La formazione può aiutare la famiglia a potenziare le loro risorse, per apprendere e ascoltare i figli senza cedere a una
narrazione. Molti bambini hanno avuto storie difficili, tutti esperienze di abbandono.
Un modello multidimensionale, lo stress e coping che considera fattori di sviluppo e ambiente sociale. L’assunto
centrale è che l’adozione è comunque legata ad eventi che possono provocare ansie, paure, confusione, tristezza. Un
aspetto particolare dell’adozione internazionale è quello della possibilità di dotare anche i genitori adottivi di
competenze interculturali. Il bambino adottato di un’altra cultura è persona in crescita, con alcuni tratti innati, varie
esperienze assorbite già nei primi mesi e anni, ma soprattutto aperto al cambiamento e alle influenze dall’esterno. Le
differenze culturali vengono sfumate in un contesto di vita trasversale con caratteristiche comuni da un capo all’altro
del mondo. La famiglia adottiva costruisce una base sicura attraverso routines e rituali, mette a punto nuovi legami,
ascolta le domande. Con la formazione e sostegno dei servizi è possibile rafforzare le risorse della famiglia. Forma di
accoglienza è affidamento familiare (legge 184/1983) che consente di non interrompere legami con la famiglia
d’origine nel caso pregiudicasse interesse del bambino. Relazione a tre. Affidamento è consensuale e temporaneo
gestito dai servizi sociali territoriali. L’affido professionale prevede che uno dei genitori diventi referente con
contratto di lavoro all’interno di un progetto ad hoc per bambino. Famiglie accoglienti ma bisognose di intervento.

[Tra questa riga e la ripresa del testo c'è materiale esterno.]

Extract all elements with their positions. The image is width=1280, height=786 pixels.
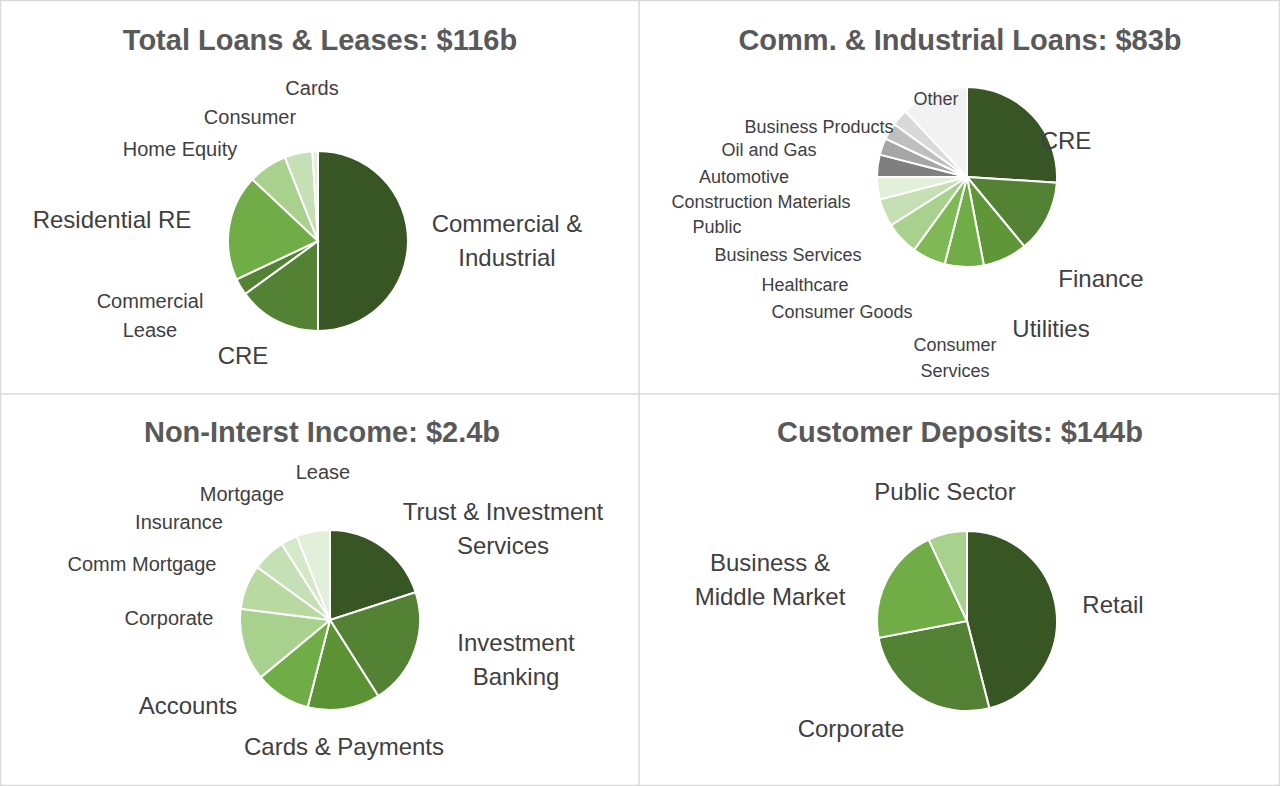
pie-slices-inner <box>877 531 1057 711</box>
slice-label: Corporate <box>798 715 905 742</box>
panel-divider <box>638 0 640 786</box>
pie-slices <box>240 530 420 710</box>
pie-slice <box>905 87 967 177</box>
chart-title: Total Loans & Leases: $116b <box>123 24 517 56</box>
slice-label-line: Middle Market <box>695 584 846 611</box>
slice-label-line: Trust & Investment <box>403 498 604 525</box>
slice-labels: Commercial & Industrial CRE Commercial Lease… <box>33 77 583 369</box>
slice-label-line: Investment <box>457 629 575 656</box>
slice-labels: CREFinanceUtilitiesConsumerServicesConsu… <box>671 89 1143 381</box>
slice-label: Business Services <box>714 245 861 265</box>
slice-label: Public <box>692 217 741 237</box>
pie-slice <box>877 177 967 199</box>
slice-label: Oil and Gas <box>721 140 816 160</box>
pie-slice <box>297 530 330 620</box>
slice-label: Consumer Services <box>913 335 996 381</box>
slice-label: Mortgage <box>200 483 285 505</box>
slice-label: Cards <box>285 77 338 99</box>
pie-slices-inner <box>240 530 420 710</box>
slice-label: Corporate <box>125 607 214 629</box>
slice-label: Construction Materials <box>671 192 850 212</box>
slice-label: Utilities <box>1012 315 1089 342</box>
slice-label-line: Banking <box>473 664 560 691</box>
slice-label-line: Services <box>457 533 549 560</box>
pie-slices <box>877 531 1057 711</box>
slice-label: Lease <box>296 461 351 483</box>
slice-label: Public Sector <box>874 478 1015 505</box>
pie-slices <box>228 151 408 331</box>
chart-title: Customer Deposits: $144b <box>777 416 1143 448</box>
chart-title: Comm. & Industrial Loans: $83b <box>738 24 1181 56</box>
slice-label: CRE <box>218 342 269 369</box>
slice-label: Consumer Goods <box>771 302 912 322</box>
slice-labels: Trust & Investment Services Investment Bank… <box>68 461 604 760</box>
slice-label: Trust & Investment Services <box>403 498 604 560</box>
slice-label-line: Services <box>920 361 989 381</box>
slice-label: Consumer <box>204 106 297 128</box>
panel-frame <box>0 0 1280 786</box>
pie-slice <box>929 531 967 621</box>
pie-slices-inner <box>877 87 1057 267</box>
pie-slice <box>312 151 318 241</box>
pie-chart: Comm. & Industrial Loans: $83b CRE Finance… <box>671 24 1181 381</box>
slice-label: Comm Mortgage <box>68 553 217 575</box>
slice-label: Healthcare <box>761 275 848 295</box>
slice-label: Residential RE <box>33 206 192 233</box>
slice-label: CRE <box>1041 127 1092 154</box>
pie-slice <box>318 151 408 331</box>
panel-divider <box>0 393 1280 395</box>
slice-labels: Retail Corporate Business & Middle Market Pu… <box>695 478 1144 742</box>
slice-label: Retail <box>1082 591 1143 618</box>
slice-label: Other <box>913 89 958 109</box>
pie-chart: Non-Interst Income: $2.4b Trust & Investm… <box>68 416 604 761</box>
panel-border <box>1 1 1280 786</box>
slice-label-line: Lease <box>123 319 178 341</box>
slice-label: Commercial & Industrial <box>432 210 583 272</box>
slice-label: Finance <box>1058 265 1143 292</box>
pie-slices <box>877 87 1057 267</box>
slice-label-line: Consumer <box>913 335 996 355</box>
slice-label: Accounts <box>139 692 238 719</box>
pie-chart: Total Loans & Leases: $116b Commercial & I… <box>33 24 583 370</box>
slice-label: Business & Middle Market <box>695 549 846 611</box>
slice-label: Automotive <box>699 167 789 187</box>
pie-chart: Customer Deposits: $144b Retail Corporate B… <box>695 416 1144 743</box>
slice-label-line: Commercial <box>97 290 204 312</box>
slice-label: Commercial Lease <box>97 290 204 341</box>
slice-label: Investment Banking <box>457 629 575 691</box>
slice-label: Home Equity <box>123 138 238 160</box>
chart-title: Non-Interst Income: $2.4b <box>144 416 500 448</box>
pie-slice <box>285 151 318 241</box>
slice-label-line: Business & <box>710 549 830 576</box>
slice-label: Cards & Payments <box>244 733 444 760</box>
slice-label: Business Products <box>744 117 893 137</box>
slice-label: Insurance <box>135 511 223 533</box>
slice-label-line: Commercial & <box>432 210 583 237</box>
pie-slices-inner <box>228 151 408 331</box>
slice-label-line: Industrial <box>458 245 555 272</box>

Prevista la temporaneità e il forte coordinamento dei servizi sociali attraverso tutor.
L’affido omoculturale, inserimento di bambini di figli migranti in famiglie dello stesso paese. L’affido di minori stranieri
non accompagnati (legge 47/2017 prevede o inserimento in una comunità per minori o affidamento famiglia o
rimpatrio assistito) presenta in Italia un alto numero. Anna Granata ha descritto la complessità del loro percorso.

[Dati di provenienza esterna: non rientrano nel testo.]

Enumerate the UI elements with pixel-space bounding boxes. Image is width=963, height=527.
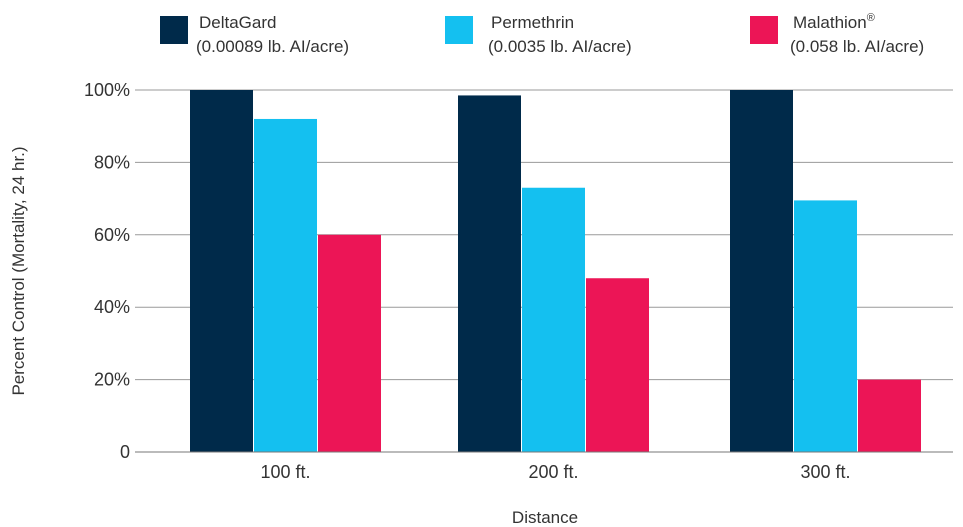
x-tick-label: 300 ft. <box>800 462 850 482</box>
legend-label-permethrin: Permethrin <box>491 13 574 32</box>
legend-rate-deltagard: (0.00089 lb. AI/acre) <box>196 37 349 56</box>
legend-label-malathion: Malathion® <box>793 12 875 32</box>
legend-name: Permethrin <box>491 13 574 32</box>
bar-malathion-2 <box>858 379 921 452</box>
legend-swatch-permethrin <box>445 16 473 44</box>
y-axis-label: Percent Control (Mortality, 24 hr.) <box>9 146 28 395</box>
bar-malathion-1 <box>586 278 649 452</box>
legend-swatch-deltagard <box>160 16 188 44</box>
y-tick-label: 60% <box>94 225 130 245</box>
legend: DeltaGard (0.00089 lb. AI/acre) Permethrin… <box>160 12 924 56</box>
x-axis-ticks: 100 ft. 200 ft. 300 ft. <box>260 462 850 482</box>
x-axis-label: Distance <box>512 508 578 527</box>
legend-rate-permethrin: (0.0035 lb. AI/acre) <box>488 37 632 56</box>
legend-swatch-malathion <box>750 16 778 44</box>
bars <box>190 90 921 453</box>
y-tick-label: 20% <box>94 370 130 390</box>
bar-permethrin-2 <box>794 200 857 452</box>
y-axis-ticks: 0 20% 40% 60% 80% 100% <box>84 80 130 462</box>
bar-permethrin-1 <box>522 187 585 453</box>
legend-label-deltagard: DeltaGard <box>199 13 276 32</box>
legend-rate-malathion: (0.058 lb. AI/acre) <box>790 37 924 56</box>
y-tick-label: 100% <box>84 80 130 100</box>
bar-malathion-0 <box>318 234 381 452</box>
bar-deltagard-1 <box>458 95 521 453</box>
x-tick-label: 200 ft. <box>528 462 578 482</box>
bar-deltagard-0 <box>190 90 253 452</box>
bar-permethrin-0 <box>254 118 317 453</box>
registered-mark: ® <box>867 12 875 24</box>
legend-name: Malathion <box>793 13 867 32</box>
y-tick-label: 80% <box>94 152 130 172</box>
x-tick-label: 100 ft. <box>260 462 310 482</box>
y-tick-label: 0 <box>120 442 130 462</box>
legend-name: DeltaGard <box>199 13 276 32</box>
bar-deltagard-2 <box>730 90 793 452</box>
y-tick-label: 40% <box>94 297 130 317</box>
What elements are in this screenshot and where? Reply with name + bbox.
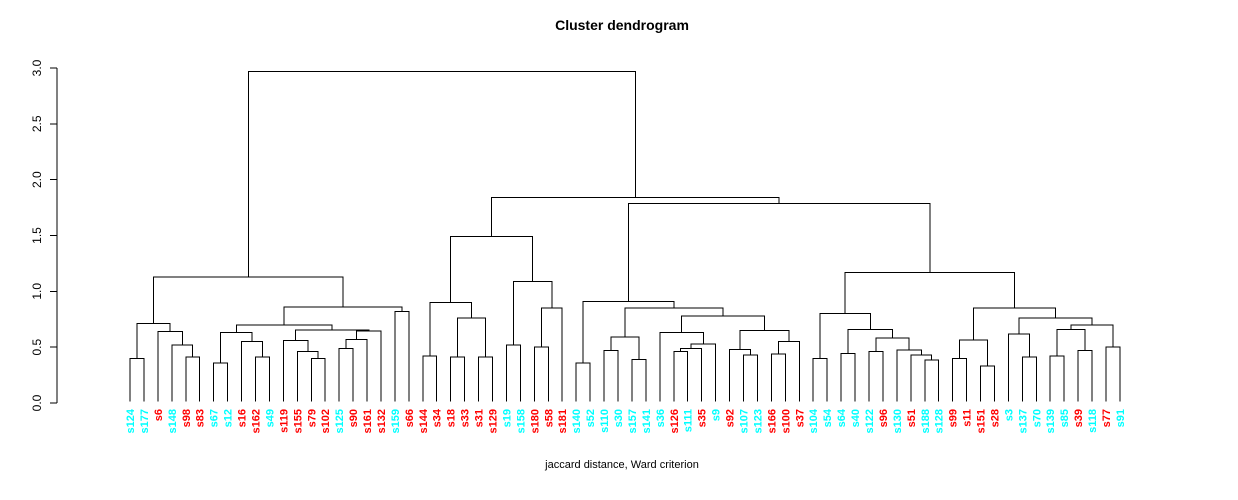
leaf-label: s90 [348, 409, 360, 427]
leaf-label: s91 [1115, 409, 1127, 427]
leaf-label: s166 [766, 409, 778, 433]
y-axis-tick-label: 0.0 [30, 394, 44, 411]
leaf-label: s158 [515, 409, 527, 433]
y-axis-tick-label: 1.5 [30, 227, 44, 244]
leaf-label: s77 [1101, 409, 1113, 427]
leaf-label: s122 [864, 409, 876, 433]
leaf-label: s54 [822, 408, 834, 427]
y-axis-tick-label: 2.5 [30, 115, 44, 132]
leaf-label: s40 [850, 409, 862, 427]
leaf-label: s35 [697, 409, 709, 427]
leaf-label: s34 [432, 408, 444, 427]
leaf-label: s137 [1017, 409, 1029, 433]
leaf-label: s18 [446, 409, 458, 427]
leaf-label: s36 [655, 409, 667, 427]
leaf-label: s104 [808, 408, 820, 433]
leaf-label: s6 [153, 409, 165, 421]
leaf-label: s100 [780, 409, 792, 433]
leaf-label: s126 [669, 409, 681, 433]
leaf-label: s64 [836, 408, 848, 427]
y-axis-tick-label: 1.0 [30, 283, 44, 300]
leaf-label: s85 [1059, 409, 1071, 427]
leaf-label: s144 [418, 408, 430, 433]
leaf-label: s52 [585, 409, 597, 427]
y-axis-tick-label: 3.0 [30, 59, 44, 76]
leaf-label: s31 [474, 409, 486, 427]
leaf-label: s180 [529, 409, 541, 433]
leaf-label: s16 [237, 409, 249, 427]
leaf-label: s79 [306, 409, 318, 427]
leaf-label: s161 [362, 409, 374, 433]
leaf-label: s128 [934, 409, 946, 433]
leaf-label: s83 [195, 409, 207, 427]
leaf-label: s92 [725, 409, 737, 427]
leaf-label: s51 [906, 409, 918, 427]
leaf-label: s139 [1045, 409, 1057, 433]
leaf-label: s33 [460, 409, 472, 427]
leaf-label: s67 [209, 409, 221, 427]
leaf-label: s107 [738, 409, 750, 433]
leaf-label: s49 [264, 409, 276, 427]
leaf-label: s148 [167, 409, 179, 433]
leaf-label: s110 [599, 409, 611, 433]
leaf-label: s159 [390, 409, 402, 433]
leaf-label: s130 [892, 409, 904, 433]
leaf-label: s12 [223, 409, 235, 427]
leaf-label: s177 [139, 409, 151, 433]
x-axis-caption: jaccard distance, Ward criterion [545, 459, 699, 471]
leaf-label: s11 [962, 409, 974, 427]
leaf-label: s98 [181, 409, 193, 427]
leaf-label: s132 [376, 409, 388, 433]
leaf-label: s111 [683, 409, 695, 432]
leaf-label: s155 [292, 409, 304, 433]
y-axis-tick-label: 2.0 [30, 171, 44, 188]
y-axis-tick-label: 0.5 [30, 339, 44, 356]
leaf-label: s157 [627, 409, 639, 433]
leaf-label: s162 [250, 409, 262, 433]
leaf-label: s99 [948, 409, 960, 427]
leaf-label: s141 [641, 409, 653, 433]
chart-title: Cluster dendrogram [555, 17, 689, 33]
leaf-label: s37 [794, 409, 806, 427]
leaf-label: s125 [334, 409, 346, 433]
leaf-label: s124 [125, 408, 137, 433]
leaf-label: s151 [976, 409, 988, 433]
leaf-label: s181 [557, 409, 569, 433]
leaf-label: s3 [1003, 409, 1015, 421]
dendrogram-lines [129, 70, 1121, 402]
leaf-label: s9 [711, 409, 723, 421]
leaf-label: s30 [613, 409, 625, 427]
leaf-label: s129 [488, 409, 500, 433]
leaf-label: s70 [1031, 409, 1043, 427]
leaf-label: s140 [571, 409, 583, 433]
leaf-label: s66 [404, 409, 416, 427]
leaf-label: s188 [920, 409, 932, 433]
leaf-label: s19 [501, 409, 513, 427]
leaf-label: s102 [320, 409, 332, 433]
leaf-label: s118 [1087, 409, 1099, 433]
leaf-label: s28 [989, 409, 1001, 427]
leaf-label: s96 [878, 409, 890, 427]
leaf-label: s58 [543, 409, 555, 427]
leaf-label: s119 [278, 409, 290, 433]
leaf-label: s123 [752, 409, 764, 433]
leaf-label: s39 [1073, 409, 1085, 427]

Negli ultimi anni si è cercato di gettare un ponte tra le diverse forme di tutela dei bambini fuori dalla famiglia d’origine.

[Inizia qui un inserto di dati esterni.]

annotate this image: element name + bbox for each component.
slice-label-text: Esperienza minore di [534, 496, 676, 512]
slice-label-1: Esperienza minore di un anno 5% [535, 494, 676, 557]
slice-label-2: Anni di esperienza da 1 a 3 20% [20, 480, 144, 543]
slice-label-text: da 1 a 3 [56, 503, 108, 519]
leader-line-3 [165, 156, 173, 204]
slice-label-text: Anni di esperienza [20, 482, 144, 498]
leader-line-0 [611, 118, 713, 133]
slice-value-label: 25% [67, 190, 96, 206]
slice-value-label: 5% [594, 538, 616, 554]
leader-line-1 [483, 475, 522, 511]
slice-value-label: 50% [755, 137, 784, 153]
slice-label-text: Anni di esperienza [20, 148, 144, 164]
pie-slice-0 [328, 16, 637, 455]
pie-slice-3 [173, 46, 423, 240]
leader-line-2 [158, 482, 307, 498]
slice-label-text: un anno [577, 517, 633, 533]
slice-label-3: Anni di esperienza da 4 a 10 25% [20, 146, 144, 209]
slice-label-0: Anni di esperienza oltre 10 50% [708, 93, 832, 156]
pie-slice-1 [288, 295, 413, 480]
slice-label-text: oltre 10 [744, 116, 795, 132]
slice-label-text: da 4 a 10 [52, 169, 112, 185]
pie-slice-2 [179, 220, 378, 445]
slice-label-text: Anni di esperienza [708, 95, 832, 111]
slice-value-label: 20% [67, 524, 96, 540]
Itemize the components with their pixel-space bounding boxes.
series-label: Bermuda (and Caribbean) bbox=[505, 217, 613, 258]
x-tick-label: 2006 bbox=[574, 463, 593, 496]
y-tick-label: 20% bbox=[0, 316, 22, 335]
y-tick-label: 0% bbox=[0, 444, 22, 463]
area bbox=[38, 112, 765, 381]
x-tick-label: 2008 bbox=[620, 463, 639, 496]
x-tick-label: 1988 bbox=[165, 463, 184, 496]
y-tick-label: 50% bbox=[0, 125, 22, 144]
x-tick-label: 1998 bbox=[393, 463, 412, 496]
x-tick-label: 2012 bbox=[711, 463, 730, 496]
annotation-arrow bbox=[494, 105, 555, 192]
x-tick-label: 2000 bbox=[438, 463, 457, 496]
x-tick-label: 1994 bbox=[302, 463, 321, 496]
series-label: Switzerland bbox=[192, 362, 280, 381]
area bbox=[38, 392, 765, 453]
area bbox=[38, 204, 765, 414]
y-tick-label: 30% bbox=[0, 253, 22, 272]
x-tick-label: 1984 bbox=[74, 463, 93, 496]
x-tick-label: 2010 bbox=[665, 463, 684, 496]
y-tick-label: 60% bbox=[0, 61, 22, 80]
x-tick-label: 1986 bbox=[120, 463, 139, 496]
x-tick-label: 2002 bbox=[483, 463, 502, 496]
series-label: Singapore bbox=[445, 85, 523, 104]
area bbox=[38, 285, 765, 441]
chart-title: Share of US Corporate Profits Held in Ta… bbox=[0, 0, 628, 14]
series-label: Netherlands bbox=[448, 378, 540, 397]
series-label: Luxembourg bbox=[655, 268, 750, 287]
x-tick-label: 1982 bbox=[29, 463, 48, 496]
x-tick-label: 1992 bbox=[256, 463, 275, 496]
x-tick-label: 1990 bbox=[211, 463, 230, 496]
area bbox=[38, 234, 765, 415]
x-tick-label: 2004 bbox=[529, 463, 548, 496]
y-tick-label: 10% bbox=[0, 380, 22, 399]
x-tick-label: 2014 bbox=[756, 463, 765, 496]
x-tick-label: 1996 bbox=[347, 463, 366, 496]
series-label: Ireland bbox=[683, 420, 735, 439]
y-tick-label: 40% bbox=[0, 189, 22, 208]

Si discute di forme alternative all’adozione attuale che recide in modo irrevocabile i legami e crea una nuova status di
filiazione.
Si parla di adozione mite perché ha una interpretazione rigida come seconda nascita che può portare a scelte non
sempre nell’interesse del bambino. Ci si chiede se non vada coltivato il diritto del bambino a una bifamiliarità, ad avere
una famiglia senza cancellare la prima.
Un altro aspetto della famiglia accogliente è il tema della condizione anziana. Il sistema previdenziale ha richiesto lo
spostamento in avanti dell’età pensionabile. Gli anziani soli patiscono un peggioramento delle condizioni di vita e
aumento esclusione sociale. Si pone urgente il tema del contrasto della solitudine, della permanenza anziani nella
famiglia e del sostegno a caregiver che si prendono cura di parenti non autosufficienti. Le politiche per anziani
dovrebbero contrastare isolamento, potenziando la cultura della domiciliarità (assistenza domiciliare), forme di
residenzialità mite. La rete sociale può prevenire istituzionalizzazione costruendo collegamenti con servizi e
opportunità intorno all’anziano. Quando la soluzione è ricovero negli istituti, case di riposo o rsa è possibile ricostruire
familiarità sia favorendo creazione di comunità alloggio o case albergo.